Abstract

The properties of gaseous aromatic amino acid l-histidine depend on the structural forms it may take in gas phase. Systematic ab initio calculations were employed to characterize the conformational topology of the gaseous histidine. A total of 42 unique local minima conformers were located at the B3LYP/6-311G ∗ level of theory after geometry optimization of all possible single-bond rotamers. Single-point energy calculations of all conformers were performed at the levels of MP2/6-311++G(d,p), B3LYP/6-311++G(d,p) and B3LYP/6-311G(2df,p). The equilibrium distributions of the gaseous histidine conformers at various temperatures were obtained based on the principle of thermodynamics. Due to the big energy gap between the lowest energy conformer and the other conformers, the most stable conformer of histidine is dominant in the gas phase, a unique feature that is characteristically different from that of the other three aromatic amino acids, tryptophan, tyrosine and phenylalanine.
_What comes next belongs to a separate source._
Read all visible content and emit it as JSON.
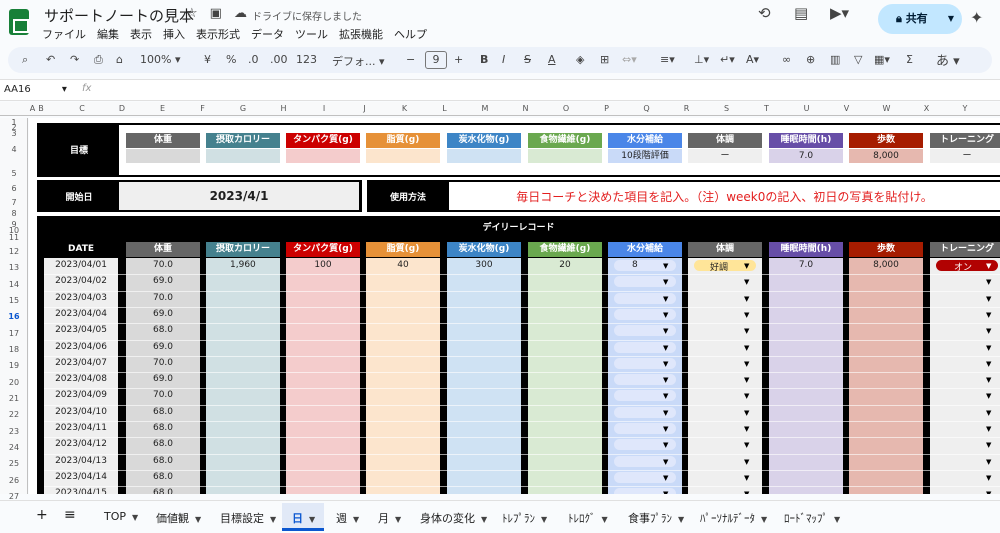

The measurable quantities such as the rotational constants, dipole moments, vibrational spectra and ionization energies were also given for comparison with future experiments. In analyzing the structural characteristics, three types of H-bond (OH⋯N 3, OH⋯N 4 and N 3H⋯N 4) were identified and characterized in detail by the atoms in molecules (AIM) theory based upon the B3LYP/6-311++G(d,p) electron density ρ( r ). The H-bonding features of the two most stable conformers are similar for all the aromatic amino acids. The values of vertical ionization energies for all the conformers suggest that the ionization depends strongly on the type of intramolecular interaction in the neutral conformers. The average adiabatic ionization energy for the six lowest energy conformers is lower than the corresponding average vertical ionization energy by an amount of 0.45 eV due to the structural relaxations.